On January 21, 2025, upon the occurrence of the Effective Date under the Plan, the Restructuring Support Agreement terminated in accordance with its terms. As a result of the foregoing, any "group," as such term is used in Rule 13d-5 under the Act, that may be deemed to have been formed with the other parties to the Restructuring Support Agreement who beneficially owned shares of the Common Stock prior to the Effective Date of the Plan terminated on January 21, 2025. | |
Item 5. | Interest in Securities of the Issuer |
(a) | The information in Items 5(a) and (b) is hereby amended and restated in its entirety to read as follows:
The responses of BlackRock to Rows (7) through (11), and (13) of the cover page of this Amendment No. 3 are incorporated herein by reference.
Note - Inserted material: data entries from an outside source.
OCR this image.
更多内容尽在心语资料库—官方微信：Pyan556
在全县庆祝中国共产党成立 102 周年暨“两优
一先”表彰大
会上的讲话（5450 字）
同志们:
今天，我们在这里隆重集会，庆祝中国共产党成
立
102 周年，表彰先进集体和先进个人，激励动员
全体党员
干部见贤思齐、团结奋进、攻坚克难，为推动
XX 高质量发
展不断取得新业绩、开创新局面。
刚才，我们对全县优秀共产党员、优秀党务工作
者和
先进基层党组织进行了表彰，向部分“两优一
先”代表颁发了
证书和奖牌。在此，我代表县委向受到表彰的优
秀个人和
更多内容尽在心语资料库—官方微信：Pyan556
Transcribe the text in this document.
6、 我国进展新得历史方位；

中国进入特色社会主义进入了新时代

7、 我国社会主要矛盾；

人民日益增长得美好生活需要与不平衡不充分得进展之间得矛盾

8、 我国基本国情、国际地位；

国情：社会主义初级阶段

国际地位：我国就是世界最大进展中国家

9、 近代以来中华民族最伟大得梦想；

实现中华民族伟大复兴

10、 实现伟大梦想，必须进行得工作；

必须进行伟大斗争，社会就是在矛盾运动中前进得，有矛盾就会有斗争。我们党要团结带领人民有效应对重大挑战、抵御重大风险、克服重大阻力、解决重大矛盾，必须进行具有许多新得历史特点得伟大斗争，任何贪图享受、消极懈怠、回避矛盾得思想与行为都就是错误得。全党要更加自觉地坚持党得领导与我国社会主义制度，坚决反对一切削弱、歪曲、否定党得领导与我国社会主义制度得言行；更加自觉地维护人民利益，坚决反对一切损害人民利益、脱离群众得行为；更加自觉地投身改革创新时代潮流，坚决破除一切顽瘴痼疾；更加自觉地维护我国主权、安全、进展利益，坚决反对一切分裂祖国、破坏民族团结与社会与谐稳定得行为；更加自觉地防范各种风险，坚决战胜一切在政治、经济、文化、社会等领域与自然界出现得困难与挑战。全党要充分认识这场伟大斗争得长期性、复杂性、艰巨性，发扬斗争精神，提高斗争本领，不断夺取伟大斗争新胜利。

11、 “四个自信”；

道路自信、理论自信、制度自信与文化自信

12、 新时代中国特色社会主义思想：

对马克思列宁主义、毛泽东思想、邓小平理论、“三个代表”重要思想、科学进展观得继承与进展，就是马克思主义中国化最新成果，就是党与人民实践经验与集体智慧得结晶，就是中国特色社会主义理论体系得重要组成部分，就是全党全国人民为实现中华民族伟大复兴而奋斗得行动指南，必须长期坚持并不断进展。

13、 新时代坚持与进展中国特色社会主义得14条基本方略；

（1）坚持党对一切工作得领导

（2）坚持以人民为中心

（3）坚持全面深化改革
See Annex A for applicable information regarding Covered Persons. |
(b) | See Item 5(a). |
(c) | The information in Item 5(c) is hereby amended and restated in its entirety to read as follows:
Except with respect to the cancellation of the Common Stock as part of the Plan, as described above, there were no transactions in the Common Stock of the Issuer effected during the past 60 days by the persons identified in Item 2 above. |
(e) | The information in Item 5(e) is hereby amended and restated in its entirety to read as follows:
As of January 21, 2025, BlackRock ceased to beneficially own more than five percent of the Issuer's Common Stock. |
SIGNATURE | |
After reasonable inquiry and to the best of my knowledge and belief, I certify that the information set forth in this statement is true, complete and correct.